It is advertised by QEMU but the guest does not have to use it.

> This happens even
> on a normal VM when IOMMU is enabled.
> 
> 
>>
>> Also what is this for anyway? 
> 
> This is for sending indirect-TCE entries to the hypervisor.
> The hypervisor must be able to read those TCE entries, so that it can 
> use those entires to populate the TCE table with the correct mappings.
> 
>> if I understand things right, you cannot
>> map any random guest memory, you should only be mapping that 64MB-ish
>> bounce buffer array but 1) I do not see that happening (I may have
>> missed it) 2) it should be done once and it takes a little time for
>> whatever memory size we allow for bounce buffers anyway. Thanks,
> 
> Any random guest memory can be shared by the guest. 

Yes but we do not want this to be this random. I thought the whole idea
of swiotlb was to restrict the amount of shared memory to bare minimum,
what do I miss?

> Maybe you are confusing this with the SWIOTLB bounce buffers used by PCI
> devices, to transfer data to the hypervisor?

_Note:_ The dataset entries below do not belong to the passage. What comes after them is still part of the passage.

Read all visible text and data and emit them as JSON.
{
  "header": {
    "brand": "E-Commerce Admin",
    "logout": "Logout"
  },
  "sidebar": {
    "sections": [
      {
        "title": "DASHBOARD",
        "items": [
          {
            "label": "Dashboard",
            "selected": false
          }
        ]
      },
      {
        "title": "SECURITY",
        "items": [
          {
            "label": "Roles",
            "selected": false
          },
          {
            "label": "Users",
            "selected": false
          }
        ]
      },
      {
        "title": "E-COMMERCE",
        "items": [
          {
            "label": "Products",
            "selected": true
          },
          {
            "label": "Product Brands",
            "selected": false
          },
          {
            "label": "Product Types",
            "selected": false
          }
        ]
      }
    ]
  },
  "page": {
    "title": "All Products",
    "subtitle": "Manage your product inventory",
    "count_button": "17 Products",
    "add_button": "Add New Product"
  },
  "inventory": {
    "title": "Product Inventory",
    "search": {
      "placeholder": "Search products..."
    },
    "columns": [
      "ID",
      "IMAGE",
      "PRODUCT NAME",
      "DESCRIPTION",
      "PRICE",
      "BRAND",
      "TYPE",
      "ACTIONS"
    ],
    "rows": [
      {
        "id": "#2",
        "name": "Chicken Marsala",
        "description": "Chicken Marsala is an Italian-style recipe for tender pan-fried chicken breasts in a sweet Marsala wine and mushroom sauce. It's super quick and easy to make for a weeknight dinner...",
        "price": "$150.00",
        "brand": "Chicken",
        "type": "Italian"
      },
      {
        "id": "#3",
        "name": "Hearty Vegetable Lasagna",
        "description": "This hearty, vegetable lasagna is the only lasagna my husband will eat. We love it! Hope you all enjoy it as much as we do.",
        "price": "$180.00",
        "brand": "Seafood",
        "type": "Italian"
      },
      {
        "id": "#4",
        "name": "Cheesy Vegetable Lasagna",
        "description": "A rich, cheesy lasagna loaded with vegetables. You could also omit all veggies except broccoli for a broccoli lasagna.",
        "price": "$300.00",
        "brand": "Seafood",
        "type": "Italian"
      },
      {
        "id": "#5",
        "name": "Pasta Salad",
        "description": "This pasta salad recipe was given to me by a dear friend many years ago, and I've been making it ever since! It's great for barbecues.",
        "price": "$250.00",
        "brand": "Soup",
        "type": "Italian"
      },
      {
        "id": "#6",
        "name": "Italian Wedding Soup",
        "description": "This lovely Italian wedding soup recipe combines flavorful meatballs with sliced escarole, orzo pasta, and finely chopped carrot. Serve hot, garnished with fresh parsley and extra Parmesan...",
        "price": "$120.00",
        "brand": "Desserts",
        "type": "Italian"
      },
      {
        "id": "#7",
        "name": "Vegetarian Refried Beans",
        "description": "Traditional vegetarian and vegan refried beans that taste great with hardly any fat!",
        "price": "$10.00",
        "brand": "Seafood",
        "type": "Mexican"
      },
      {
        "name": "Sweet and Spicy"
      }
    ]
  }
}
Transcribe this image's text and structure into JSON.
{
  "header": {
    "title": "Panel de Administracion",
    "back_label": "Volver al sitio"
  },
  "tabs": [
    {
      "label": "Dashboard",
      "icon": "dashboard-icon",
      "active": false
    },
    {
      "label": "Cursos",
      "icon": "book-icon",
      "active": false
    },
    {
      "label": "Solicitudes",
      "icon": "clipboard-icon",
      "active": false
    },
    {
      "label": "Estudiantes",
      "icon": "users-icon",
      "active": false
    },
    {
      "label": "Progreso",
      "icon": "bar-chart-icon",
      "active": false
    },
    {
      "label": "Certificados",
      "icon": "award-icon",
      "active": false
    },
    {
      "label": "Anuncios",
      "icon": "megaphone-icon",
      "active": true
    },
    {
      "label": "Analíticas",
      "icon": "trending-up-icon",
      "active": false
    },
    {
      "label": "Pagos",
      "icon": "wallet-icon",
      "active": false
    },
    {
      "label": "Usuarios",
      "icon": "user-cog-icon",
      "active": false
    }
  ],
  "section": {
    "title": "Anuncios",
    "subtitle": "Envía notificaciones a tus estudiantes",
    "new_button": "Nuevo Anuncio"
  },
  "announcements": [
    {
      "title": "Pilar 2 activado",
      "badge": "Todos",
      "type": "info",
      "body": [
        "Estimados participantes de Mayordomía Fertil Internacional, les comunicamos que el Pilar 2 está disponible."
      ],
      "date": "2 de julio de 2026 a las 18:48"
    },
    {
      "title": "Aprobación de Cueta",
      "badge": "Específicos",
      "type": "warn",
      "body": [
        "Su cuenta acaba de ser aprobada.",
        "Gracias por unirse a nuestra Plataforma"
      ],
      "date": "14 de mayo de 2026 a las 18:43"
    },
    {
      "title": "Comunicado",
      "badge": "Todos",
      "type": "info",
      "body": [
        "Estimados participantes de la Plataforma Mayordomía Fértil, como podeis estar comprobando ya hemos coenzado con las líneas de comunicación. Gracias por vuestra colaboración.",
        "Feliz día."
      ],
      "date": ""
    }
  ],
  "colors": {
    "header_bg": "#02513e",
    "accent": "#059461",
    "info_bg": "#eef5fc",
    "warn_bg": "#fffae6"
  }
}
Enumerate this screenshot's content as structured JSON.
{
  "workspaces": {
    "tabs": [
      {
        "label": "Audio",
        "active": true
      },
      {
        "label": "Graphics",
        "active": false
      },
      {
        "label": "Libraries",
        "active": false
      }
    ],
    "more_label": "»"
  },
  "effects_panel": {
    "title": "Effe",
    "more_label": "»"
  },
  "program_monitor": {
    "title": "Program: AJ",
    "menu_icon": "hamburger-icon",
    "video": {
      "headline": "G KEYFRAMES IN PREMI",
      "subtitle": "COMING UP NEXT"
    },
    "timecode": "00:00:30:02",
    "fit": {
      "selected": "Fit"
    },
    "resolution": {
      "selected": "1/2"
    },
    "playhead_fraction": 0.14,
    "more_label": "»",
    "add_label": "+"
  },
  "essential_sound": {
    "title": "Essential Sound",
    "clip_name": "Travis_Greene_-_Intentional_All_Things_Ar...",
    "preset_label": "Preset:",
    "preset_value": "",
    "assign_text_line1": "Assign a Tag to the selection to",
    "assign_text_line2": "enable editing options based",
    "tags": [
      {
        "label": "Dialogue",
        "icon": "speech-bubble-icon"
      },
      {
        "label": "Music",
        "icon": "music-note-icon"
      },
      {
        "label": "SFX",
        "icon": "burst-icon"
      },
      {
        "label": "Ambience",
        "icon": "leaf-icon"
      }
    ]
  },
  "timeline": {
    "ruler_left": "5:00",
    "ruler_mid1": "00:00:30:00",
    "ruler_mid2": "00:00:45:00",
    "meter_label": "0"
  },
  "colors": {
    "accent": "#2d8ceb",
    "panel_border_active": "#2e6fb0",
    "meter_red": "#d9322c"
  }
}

Is not this for pci+swiotlb? The cover letter suggests it is for
virtio-scsi-_pci_ with 	iommu_platform=on which makes it a normal pci
device just like emulated XHCI. Thanks,

> 
>>
>>
>>>
>>> Signed-off-by: Ram Pai <linuxram at us.ibm.com>
>>> ---
>>>  arch/powerpc/platforms/pseries/iommu.c | 23 ++++++++++++++++++++---
>>>  1 file changed, 20 insertions(+), 3 deletions(-)
>>>
>>> diff --git a/arch/powerpc/platforms/pseries/iommu.c b/arch/powerpc/platforms/pseries/iommu.c
>>> index 6ba081d..0720831 100644
>>> --- a/arch/powerpc/platforms/pseries/iommu.c
>>> +++ b/arch/powerpc/platforms/pseries/iommu.c
>>> @@ -37,6 +37,7 @@
>>>  #include <asm/mmzone.h>
>>>  #include <asm/plpar_wrappers.h>
>>>  #include <asm/svm.h>
>>> +#include <asm/ultravisor.h>
>>>  
>>>  #include "pseries.h"
>>>  
>>> @@ -179,6 +180,23 @@ static int tce_build_pSeriesLP(struct iommu_table *tbl, long tcenum,
>>>  
>>>  static DEFINE_PER_CPU(__be64 *, tce_page);
>>>  
>>> +/*
>>> + * Allocate a tce page.  If secure VM, share the page with the hypervisor.
>>> + *
>>> + * NOTE: the TCE page is shared with the hypervisor explicitly and remains
>>> + * shared for the lifetime of the kernel. It is implicitly unshared at kernel
>>> + * shutdown through a UV_UNSHARE_ALL_PAGES ucall.
>>> + */
>>> +static __be64 *alloc_tce_page(void)
>>> +{
>>> +	__be64 *tcep = (__be64 *)__get_free_page(GFP_ATOMIC);
>>> +
>>> +	if (tcep && is_secure_guest())
>>> +		uv_share_page(PHYS_PFN(__pa(tcep)), 1);
>>> +
>>> +	return tcep;
>>> +}
>>> +
>>>  static int tce_buildmulti_pSeriesLP(struct iommu_table *tbl, long tcenum,
>>>  				     long npages, unsigned long uaddr,
>>>  				     enum dma_data_direction direction,
>>> @@ -206,8 +224,7 @@ static int tce_buildmulti_pSeriesLP(struct iommu_table *tbl, long tcenum,
>>>  	 * from iommu_alloc{,_sg}()
>>>  	 */
>>>  	if (!tcep) {
>>> -		tcep = (__be64 *)__get_free_page(GFP_ATOMIC);
>>> -		/* If allocation fails, fall back to the loop implementation */
>>> +		tcep = alloc_tce_page();
>>>  		if (!tcep) {
>>>  			local_irq_restore(flags);
>>>  			return tce_build_pSeriesLP(tbl, tcenum, npages, uaddr,
>>> @@ -405,7 +422,7 @@ static int tce_setrange_multi_pSeriesLP(unsigned long start_pfn,
>>>  	tcep = __this_cpu_read(tce_page);
>>>  
>>>  	if (!tcep) {
>>> -		tcep = (__be64 *)__get_free_page(GFP_ATOMIC);
>>> +		tcep = alloc_tce_page();
>>>  		if (!tcep) {
>>>  			local_irq_enable();
>>>  			return -ENOMEM;
>>>
>>
>> -- 
>> Alexey
> 

-- 
Alexey